We worked the entire night evacuating patients (600), packing, pulling down tents, and wondering whether we might be guests of the German Army for breakfast the next morning. Most of us, however, did not realize at the time that the enemy was so near. By 5 A.M., we were ready to leave. Meanwhile, further in the rear, the truckdrivers who had worked the two full days previous, were informed that the Ninth Evac had to be moved, but there were no fresh truckdrivers available. Volunteers were requested to offer their services and at about 11 A.M., the first group of "life-savers" arrived in the hospital area. However, there weren't enough trucks to take care of all of the equipment and personnel (the nurses had already left the previous night). About 100 had to remain behind until the following day.

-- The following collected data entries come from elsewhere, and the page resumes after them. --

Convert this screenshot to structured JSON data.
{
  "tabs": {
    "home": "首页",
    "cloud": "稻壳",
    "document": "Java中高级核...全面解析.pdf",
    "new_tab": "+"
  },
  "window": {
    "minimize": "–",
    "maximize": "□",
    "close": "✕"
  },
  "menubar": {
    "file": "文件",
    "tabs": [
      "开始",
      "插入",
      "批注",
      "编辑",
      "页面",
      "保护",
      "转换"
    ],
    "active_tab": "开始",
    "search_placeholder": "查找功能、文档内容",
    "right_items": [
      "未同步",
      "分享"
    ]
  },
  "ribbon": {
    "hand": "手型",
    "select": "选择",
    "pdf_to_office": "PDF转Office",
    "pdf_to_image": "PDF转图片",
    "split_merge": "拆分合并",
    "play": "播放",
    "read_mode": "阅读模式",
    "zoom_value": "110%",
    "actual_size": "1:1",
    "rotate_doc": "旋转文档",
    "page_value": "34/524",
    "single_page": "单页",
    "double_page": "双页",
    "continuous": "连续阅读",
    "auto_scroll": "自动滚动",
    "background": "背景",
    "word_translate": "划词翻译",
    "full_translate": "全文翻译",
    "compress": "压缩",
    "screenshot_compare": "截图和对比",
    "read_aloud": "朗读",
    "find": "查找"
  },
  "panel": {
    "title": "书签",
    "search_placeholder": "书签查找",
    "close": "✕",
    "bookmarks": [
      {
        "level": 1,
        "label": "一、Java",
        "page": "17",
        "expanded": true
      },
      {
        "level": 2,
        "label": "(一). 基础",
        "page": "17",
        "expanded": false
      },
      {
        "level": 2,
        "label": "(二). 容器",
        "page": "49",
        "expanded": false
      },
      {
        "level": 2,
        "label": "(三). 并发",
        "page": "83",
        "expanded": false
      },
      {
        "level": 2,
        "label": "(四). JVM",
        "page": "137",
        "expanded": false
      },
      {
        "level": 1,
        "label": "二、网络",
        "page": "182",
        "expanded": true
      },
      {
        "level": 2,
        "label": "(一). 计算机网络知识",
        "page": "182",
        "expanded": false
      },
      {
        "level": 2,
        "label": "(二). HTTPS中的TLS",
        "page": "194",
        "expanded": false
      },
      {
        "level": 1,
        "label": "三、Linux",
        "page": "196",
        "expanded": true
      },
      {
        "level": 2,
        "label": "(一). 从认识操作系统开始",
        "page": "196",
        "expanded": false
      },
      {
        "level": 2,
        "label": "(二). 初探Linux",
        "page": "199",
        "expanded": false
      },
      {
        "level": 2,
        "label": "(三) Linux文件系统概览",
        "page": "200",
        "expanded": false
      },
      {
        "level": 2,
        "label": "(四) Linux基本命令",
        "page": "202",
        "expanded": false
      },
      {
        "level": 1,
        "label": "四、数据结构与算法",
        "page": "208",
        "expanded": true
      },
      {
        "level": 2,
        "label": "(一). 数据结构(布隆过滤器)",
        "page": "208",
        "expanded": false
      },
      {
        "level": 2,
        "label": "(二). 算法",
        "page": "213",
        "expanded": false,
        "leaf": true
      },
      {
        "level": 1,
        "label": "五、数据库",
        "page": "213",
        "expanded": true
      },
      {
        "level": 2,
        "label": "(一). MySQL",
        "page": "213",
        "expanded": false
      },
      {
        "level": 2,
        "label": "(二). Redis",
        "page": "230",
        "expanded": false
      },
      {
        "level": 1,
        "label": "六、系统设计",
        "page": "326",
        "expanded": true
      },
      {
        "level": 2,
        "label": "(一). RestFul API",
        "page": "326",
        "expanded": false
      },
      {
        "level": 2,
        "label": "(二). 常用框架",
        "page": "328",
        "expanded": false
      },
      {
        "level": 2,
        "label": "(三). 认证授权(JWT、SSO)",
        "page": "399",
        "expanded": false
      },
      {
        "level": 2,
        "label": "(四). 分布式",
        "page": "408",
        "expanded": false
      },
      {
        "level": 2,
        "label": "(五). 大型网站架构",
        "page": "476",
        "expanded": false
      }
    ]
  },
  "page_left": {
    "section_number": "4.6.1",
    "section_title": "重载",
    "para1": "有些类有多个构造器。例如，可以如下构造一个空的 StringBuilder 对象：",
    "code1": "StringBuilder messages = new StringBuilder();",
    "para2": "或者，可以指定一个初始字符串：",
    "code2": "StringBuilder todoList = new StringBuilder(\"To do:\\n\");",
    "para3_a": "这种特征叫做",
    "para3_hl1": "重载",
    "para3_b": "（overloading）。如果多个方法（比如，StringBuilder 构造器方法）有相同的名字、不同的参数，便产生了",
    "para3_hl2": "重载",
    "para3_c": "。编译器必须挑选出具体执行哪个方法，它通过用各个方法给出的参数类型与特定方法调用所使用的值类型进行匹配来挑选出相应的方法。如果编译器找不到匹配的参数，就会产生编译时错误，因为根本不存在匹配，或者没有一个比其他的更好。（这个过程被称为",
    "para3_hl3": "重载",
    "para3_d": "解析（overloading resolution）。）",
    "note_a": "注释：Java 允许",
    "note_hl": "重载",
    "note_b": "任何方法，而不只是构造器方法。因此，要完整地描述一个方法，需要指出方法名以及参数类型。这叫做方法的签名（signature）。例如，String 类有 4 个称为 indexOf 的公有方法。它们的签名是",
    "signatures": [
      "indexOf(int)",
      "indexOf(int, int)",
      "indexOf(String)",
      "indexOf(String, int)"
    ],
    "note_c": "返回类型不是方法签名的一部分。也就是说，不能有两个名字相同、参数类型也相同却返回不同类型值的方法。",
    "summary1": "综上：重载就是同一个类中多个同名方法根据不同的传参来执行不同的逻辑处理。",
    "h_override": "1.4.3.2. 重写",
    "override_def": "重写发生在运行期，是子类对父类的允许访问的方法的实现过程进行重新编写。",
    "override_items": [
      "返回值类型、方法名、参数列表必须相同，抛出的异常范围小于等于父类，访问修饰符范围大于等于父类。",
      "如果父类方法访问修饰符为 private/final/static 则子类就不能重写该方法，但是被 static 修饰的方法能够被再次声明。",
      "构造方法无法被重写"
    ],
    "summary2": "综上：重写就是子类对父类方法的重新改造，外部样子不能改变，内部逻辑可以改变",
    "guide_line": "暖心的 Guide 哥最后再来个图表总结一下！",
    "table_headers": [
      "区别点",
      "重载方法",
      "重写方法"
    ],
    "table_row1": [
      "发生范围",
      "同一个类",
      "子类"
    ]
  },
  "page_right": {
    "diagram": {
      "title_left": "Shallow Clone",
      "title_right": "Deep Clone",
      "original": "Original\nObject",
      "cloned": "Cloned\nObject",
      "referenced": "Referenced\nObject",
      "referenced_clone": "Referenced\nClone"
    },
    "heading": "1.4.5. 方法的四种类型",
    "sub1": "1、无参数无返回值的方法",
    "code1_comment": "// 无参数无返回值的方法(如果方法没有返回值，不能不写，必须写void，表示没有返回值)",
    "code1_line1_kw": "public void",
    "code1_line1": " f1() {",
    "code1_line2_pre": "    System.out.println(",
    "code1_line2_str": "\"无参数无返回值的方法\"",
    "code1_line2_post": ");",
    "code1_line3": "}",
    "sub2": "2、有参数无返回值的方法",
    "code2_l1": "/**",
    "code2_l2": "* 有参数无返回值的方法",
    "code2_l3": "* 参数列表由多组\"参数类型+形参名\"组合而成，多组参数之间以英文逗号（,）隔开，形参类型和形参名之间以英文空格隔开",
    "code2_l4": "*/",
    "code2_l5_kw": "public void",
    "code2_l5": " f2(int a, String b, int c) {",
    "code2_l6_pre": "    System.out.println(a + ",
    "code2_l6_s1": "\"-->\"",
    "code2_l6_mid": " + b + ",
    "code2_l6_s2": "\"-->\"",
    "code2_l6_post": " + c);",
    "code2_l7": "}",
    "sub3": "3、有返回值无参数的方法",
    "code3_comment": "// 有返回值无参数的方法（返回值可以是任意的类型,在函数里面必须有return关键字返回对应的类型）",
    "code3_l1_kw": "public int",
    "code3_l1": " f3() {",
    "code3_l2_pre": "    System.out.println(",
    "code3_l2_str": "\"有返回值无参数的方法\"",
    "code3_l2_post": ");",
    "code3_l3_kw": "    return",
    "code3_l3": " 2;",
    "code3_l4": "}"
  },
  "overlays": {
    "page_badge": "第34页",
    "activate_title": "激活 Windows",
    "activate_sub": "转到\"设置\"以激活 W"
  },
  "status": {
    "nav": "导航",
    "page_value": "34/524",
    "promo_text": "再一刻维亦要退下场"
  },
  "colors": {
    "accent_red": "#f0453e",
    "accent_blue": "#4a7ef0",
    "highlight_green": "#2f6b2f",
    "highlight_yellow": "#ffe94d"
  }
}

Their tents torn down, a very cold wind blowing, rain clouds approaching and the German Army ten miles away travelling at a rapid pace, these 100 men had plenty about which to think when they went to sleep that night. Except for the rumble of artillery fire in the distance, however, nothing happened that night to disturb their sleep. The following morning at about nine o'clock, several trucks pulled into the area and the rest of the unit happily climbed aboard. As they left the site of the first set-up of the hospital, they could see the German tanks in the distance and several hours later (we were told), bullets from German machine guns fire and shells strafed the area. The Germans were so confident of pushing forward that, later in the day, several German M.P.s drove into Tebessa to direct traffic. They were easily taken prison by some of our soldiers.

History has proven that the Germans were stopped at a point very close to the exact spot where the Ninth Evac had lived for about one month, approximately half way between Kasserine and Tebessa.